I asked him about the police presence in the area and he commended the police for doing a good job of handling the crowd. He said, " In most cases the crowd was cooperative with the Police. I have to give the NSW Police credit for how they handled the situation, and how they kept a good relationship with the crowd, and managed to not inflame the situation further. To my knowledge, no local shops where vandalised. The Police also setup a road block on the main road into Cronulla, The Kingsway to prevent cars from getting into the area."

Warren reported that acts of revenge happened last night when Lebanese gangs struck Cronulla after rallying at the notorious Lakemba Mosque. "There where reports for hours before hand that they'd be heading down to Cronulla, yet the Police did nothing to stop them," he said.

"There were approximately 100 Lebanese who drove down and smashed car windows, shop windows, and smashed their way into a restaurant and bashed a person with a baseball bat, and even threatened to kill others. There have also been reports of shots fired."

Warren who commended the police for doing a good job with the riot on Sunday, felt that this time the police failed at protecting Cronulla. He said, "There were 100 Police on duty in southern Sydney last night, and they've received a lot of criticism for just stopping the car loads of Lebanese gangs that where doing damage, and releasing them shortly after without charging them."

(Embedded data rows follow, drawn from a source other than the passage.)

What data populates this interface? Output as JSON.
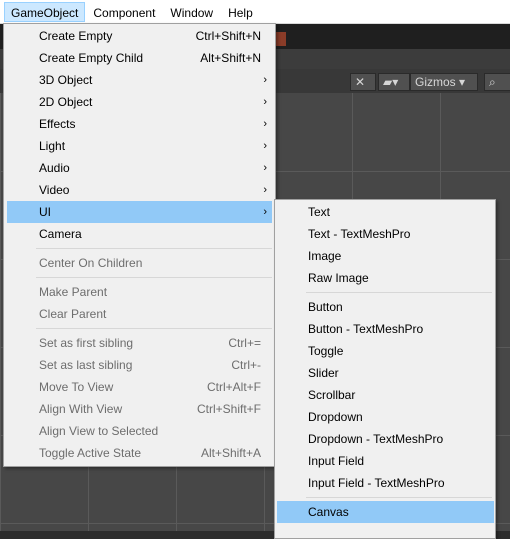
{
  "menubar": {
    "items": [
      "GameObject",
      "Component",
      "Window",
      "Help"
    ]
  },
  "scene": {
    "gizmos_label": "Gizmos"
  },
  "menu": {
    "items": [
      {
        "label": "Create Empty",
        "shortcut": "Ctrl+Shift+N"
      },
      {
        "label": "Create Empty Child",
        "shortcut": "Alt+Shift+N"
      },
      {
        "label": "3D Object",
        "submenu": true
      },
      {
        "label": "2D Object",
        "submenu": true
      },
      {
        "label": "Effects",
        "submenu": true
      },
      {
        "label": "Light",
        "submenu": true
      },
      {
        "label": "Audio",
        "submenu": true
      },
      {
        "label": "Video",
        "submenu": true
      },
      {
        "label": "UI",
        "submenu": true,
        "highlighted": true
      },
      {
        "label": "Camera"
      },
      {
        "label": "Center On Children",
        "disabled": true
      },
      {
        "label": "Make Parent",
        "disabled": true
      },
      {
        "label": "Clear Parent",
        "disabled": true
      },
      {
        "label": "Set as first sibling",
        "shortcut": "Ctrl+=",
        "disabled": true
      },
      {
        "label": "Set as last sibling",
        "shortcut": "Ctrl+-",
        "disabled": true
      },
      {
        "label": "Move To View",
        "shortcut": "Ctrl+Alt+F",
        "disabled": true
      },
      {
        "label": "Align With View",
        "shortcut": "Ctrl+Shift+F",
        "disabled": true
      },
      {
        "label": "Align View to Selected",
        "disabled": true
      },
      {
        "label": "Toggle Active State",
        "shortcut": "Alt+Shift+A",
        "disabled": true
      }
    ],
    "arrow_glyph": "›"
  },
  "submenu": {
    "items": [
      {
        "label": "Text"
      },
      {
        "label": "Text - TextMeshPro"
      },
      {
        "label": "Image"
      },
      {
        "label": "Raw Image"
      },
      {
        "label": "Button"
      },
      {
        "label": "Button - TextMeshPro"
      },
      {
        "label": "Toggle"
      },
      {
        "label": "Slider"
      },
      {
        "label": "Scrollbar"
      },
      {
        "label": "Dropdown"
      },
      {
        "label": "Dropdown - TextMeshPro"
      },
      {
        "label": "Input Field"
      },
      {
        "label": "Input Field - TextMeshPro"
      },
      {
        "label": "Canvas",
        "highlighted": true
      }
    ]
  }
}
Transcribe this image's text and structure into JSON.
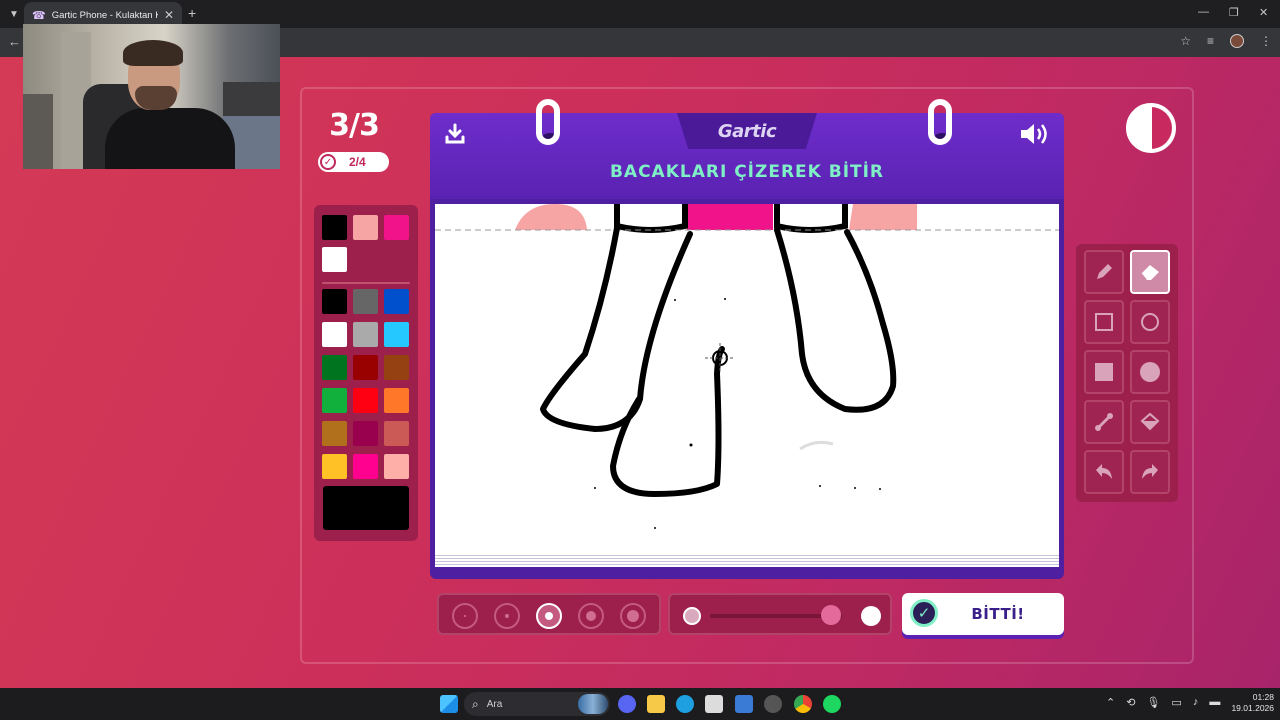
{
  "browser": {
    "tab_title": "Gartic Phone - Kulaktan Kulağa",
    "tab_close": "✕",
    "new_tab": "+",
    "win_min": "—",
    "win_restore": "❐",
    "win_close": "✕",
    "back": "←"
  },
  "game": {
    "round": "3/3",
    "progress": "2/4",
    "logo": "Gartic",
    "prompt": "BACAKLARI ÇİZEREK BİTİR",
    "done_label": "BİTTİ!",
    "timer_remaining_fraction": 0.55,
    "opacity_level": 0.92,
    "selected_brush_size_index": 2,
    "current_color": "#000000",
    "selected_tool": "eraser"
  },
  "palette": {
    "top_colors": [
      "#000000",
      "#f7a4a4",
      "#f0138a",
      "#ffffff"
    ],
    "grid_colors": [
      "#000000",
      "#666666",
      "#0050cd",
      "#ffffff",
      "#aaaaaa",
      "#26c9ff",
      "#017420",
      "#990000",
      "#964112",
      "#11b03c",
      "#ff0013",
      "#ff7829",
      "#b0701c",
      "#99004e",
      "#cb5a57",
      "#ffc126",
      "#ff008f",
      "#feafa8"
    ]
  },
  "tools": [
    "pencil",
    "eraser",
    "rectangle-outline",
    "circle-outline",
    "rectangle-filled",
    "circle-filled",
    "line",
    "bucket",
    "undo",
    "redo"
  ],
  "taskbar": {
    "search_label": "Ara",
    "time": "01:28",
    "date": "19.01.2026"
  }
}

Warren, like most locals living in The Sutherland Shire, believes that what happened on Sunday was the result of years of inaction by the government to combat Lebanese and Middle Eastern gangs that come to terrorise Cronulla beach. The bashing of 2 teenage volunteer lifeguards at North Cronulla Beach by 16 Lebanese men , according to him, was the proverbial straw that broke the camel's back, and therefore 'The Shire' took a somewhat vigilante approach to the problem.

Warren explained to me more about the problem of the Lebanese gangs in Cronulla. "There have been problems with Middle Eastern gangs coming to Cronulla for years now, particularly since 1995, when the NSW State Government downgraded Cronulla Police Station and removed Police resources from the area," he said.

"The gangs knew that the Police and the politicians had been taking a 'culturally sensitive' approach of pussyfooting around with ethnic gangs, for fear of the 'Race Card' being used against them."

"Australia is a very tolerant country, and is racially diverse. Most cultures in Australia live in harmony, which can be seen through events that the Italian, Asian, Greek and Irish communities put on throughout the year, although there is a serious problem with Lebanese gangs in Sydney. The Lebanese gangs don't just come to Cronulla to use the beach - they 'claim' it as theirs, and swear at the locals to leave."

He added that the Lebanese gang problem is widespread in Sydney. "There has been a lot of tension because of the recent gang rapes by Lebanese against Australian girls, and the constant harassment and threats of sexual violence against young women all over Sydney. These are not isolated events. I would be shocked to find a girl in Sydney who has not been harassed or threatened by Lebanese gangs," he said.

Warren hopes that tonight, there will be less violent in 'The Shire'. He said, "They've put 400 Police officers on duty in southern Sydney. I've seen a lot of Police in Cronulla tonight, so hopefully they'll do things properly tonight."